Шли последние секунды перед стартом космического корабля «Восток».
Осталось тридцать секунд... двадцать... десять... пять... три... две... одна...
Склонившийся к окулярам перископа начальник стартовой команды почти спокойным голосом произнес:
— Пуск!
Даже сюда, сквозь многометровую толщу земли и бетона, донеслись глухие могучие раскаты, будто одновременно разразилось громом множество грозовых туч.
И сквозь этот величественный гул из репродуктора послышался бодрый, уверенный голос Гагарина:
— Поехали!
Поверьте, это прозвучало гораздо сильнее, точнее, даже величественнее, чем любые «высокоторжественные» слова, которыми принято начинять официальные доклады.

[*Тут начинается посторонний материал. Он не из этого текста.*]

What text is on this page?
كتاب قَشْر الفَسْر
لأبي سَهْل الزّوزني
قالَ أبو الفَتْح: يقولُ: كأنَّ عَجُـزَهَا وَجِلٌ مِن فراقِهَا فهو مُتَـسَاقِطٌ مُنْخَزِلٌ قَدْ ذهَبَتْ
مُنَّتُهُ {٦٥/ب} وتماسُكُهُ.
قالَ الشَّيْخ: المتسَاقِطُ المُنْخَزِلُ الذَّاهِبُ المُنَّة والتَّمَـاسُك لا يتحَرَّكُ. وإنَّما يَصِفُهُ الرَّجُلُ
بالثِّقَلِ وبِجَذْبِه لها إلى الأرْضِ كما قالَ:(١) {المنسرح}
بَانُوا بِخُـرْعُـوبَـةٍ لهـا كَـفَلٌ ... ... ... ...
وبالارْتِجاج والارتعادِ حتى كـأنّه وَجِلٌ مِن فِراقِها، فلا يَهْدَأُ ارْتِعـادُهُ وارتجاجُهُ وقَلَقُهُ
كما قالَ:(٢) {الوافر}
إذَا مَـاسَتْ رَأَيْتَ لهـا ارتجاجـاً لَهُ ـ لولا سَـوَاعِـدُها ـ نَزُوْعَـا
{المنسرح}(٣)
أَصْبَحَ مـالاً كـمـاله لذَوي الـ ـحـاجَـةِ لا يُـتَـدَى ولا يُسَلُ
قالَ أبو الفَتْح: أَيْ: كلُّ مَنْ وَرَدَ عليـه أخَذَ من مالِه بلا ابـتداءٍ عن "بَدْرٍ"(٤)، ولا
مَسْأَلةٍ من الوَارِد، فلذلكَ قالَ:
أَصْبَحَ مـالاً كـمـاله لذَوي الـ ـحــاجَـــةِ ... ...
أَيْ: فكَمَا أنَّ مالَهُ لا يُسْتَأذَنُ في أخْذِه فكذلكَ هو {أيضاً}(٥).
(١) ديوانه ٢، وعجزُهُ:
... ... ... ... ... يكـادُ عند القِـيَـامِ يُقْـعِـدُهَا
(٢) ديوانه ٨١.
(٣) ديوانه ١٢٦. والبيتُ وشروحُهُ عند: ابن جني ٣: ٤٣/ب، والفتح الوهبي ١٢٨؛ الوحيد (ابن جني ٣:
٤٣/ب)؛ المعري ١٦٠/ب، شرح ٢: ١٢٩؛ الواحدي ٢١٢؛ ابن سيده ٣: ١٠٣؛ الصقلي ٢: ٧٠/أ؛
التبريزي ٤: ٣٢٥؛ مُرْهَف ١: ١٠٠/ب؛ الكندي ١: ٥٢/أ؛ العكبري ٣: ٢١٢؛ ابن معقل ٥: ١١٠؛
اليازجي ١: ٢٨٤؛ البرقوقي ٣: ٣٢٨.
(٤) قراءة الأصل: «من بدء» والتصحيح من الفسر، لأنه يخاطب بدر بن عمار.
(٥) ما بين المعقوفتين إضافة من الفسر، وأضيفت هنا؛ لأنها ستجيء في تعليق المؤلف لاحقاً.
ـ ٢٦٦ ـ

Да не заподозрит читатель, что я собираюсь сравнивать такие несравнимые по своим масштабам события, как первый в истории полет человека в космос и будничный очередной вылет самолета, даже опытного. Но подобное совпадение — одно и то же слово, употребленное в столь различных ситуациях, — все-таки подтверждает предположение, что уставная терминология—не всегда наилучшая из всех возможных...
Чтобы, разговаривая по СПУ, избежать путаницы, приходится предусматривать даже такие на первый взгляд совершенно непринципиальные вещи, как, например, именование моторов своего самолета. Казалось бы, совершенно безразлично, как их называть: можно по номерам — слева направо по полету,—а можно и так: «левый внутренний» или «правый внешний». Так вот, последний способ сразу же оказался неприемлемым по той простой причине, что бортовой инженер на «ТУ-четвертом» сидит лицом к хвосту — «задом наперед». Поэтому-то, что для летчиков — левое, для бортинженера — правое. Отсюда и неизбежность путаницы, уточнений, переспрашиваний в самые для того неподходящие моменты и диалогов вроде нижеследующего:
Бортинженер. Командир!.. У левого внутреннего пульсирует давление масла.
Летчик (довольный своей сообразительностью). Понял. От тебя — левого, значит от меня — правого. Уменьшаю ему наддув. На центральном пульте — приготовиться к флюгированию правого внутреннего.
Бортинженер (со всей возможной поспешностью). Нет, нет! Я уже учел, что от тебя будет иначе. На левом — левом от тебя — пульсирует!
Летчик (раздражаясь). Какого же черта ты то учитываешь, то не учитываешь? Кажется, всего полчаса назад из-за этого ругались!
Бортинженер (обиженно). Вот я и учел, что надо учитывать. Чтобы больше не ругаться.
Летчик (внезапно утеряв желание выяснять, кто виноват). Ну, ладно, об этом на земле поговорим. Так на каком же моторе пульсирует давление масла?
Бортинженер (ледяным голосом). Ни на каком. Перестало...
(отрывок)
Как-то раз, еще во время воины, оказавшись пролетом на аэродроме, где работал Васильченко, я обратил внимание на непривычно быстро несущийся над летным полем пикировщик ПЕ-2, из хвоста которого вырывалось ревущее пламя. Я тревожно оглянулся на окружающих — не люблю огня на самолете!—но увидел на их лицах никак не тревогу, а скорее интерес к происходящему, причем интерес нельзя сказать, чтоб очень уж пылкий: по-видимому, они видели этот эффектный номер далеко не в первый раз.
— Кто летит?
— Васильченко.
Оказалось, что он испытывал ракетную ускорительную установку с жидкостным реактивным двигателем (ЖРД), смонтированную в хвосте обычного серийного ПЕ-2. Это должно было дать возможность, при необходимости, на короткое время резко увеличить скорость и быстро преодолеть зону интенсивного зенитного огня или оторваться от атакующих истребителей противника.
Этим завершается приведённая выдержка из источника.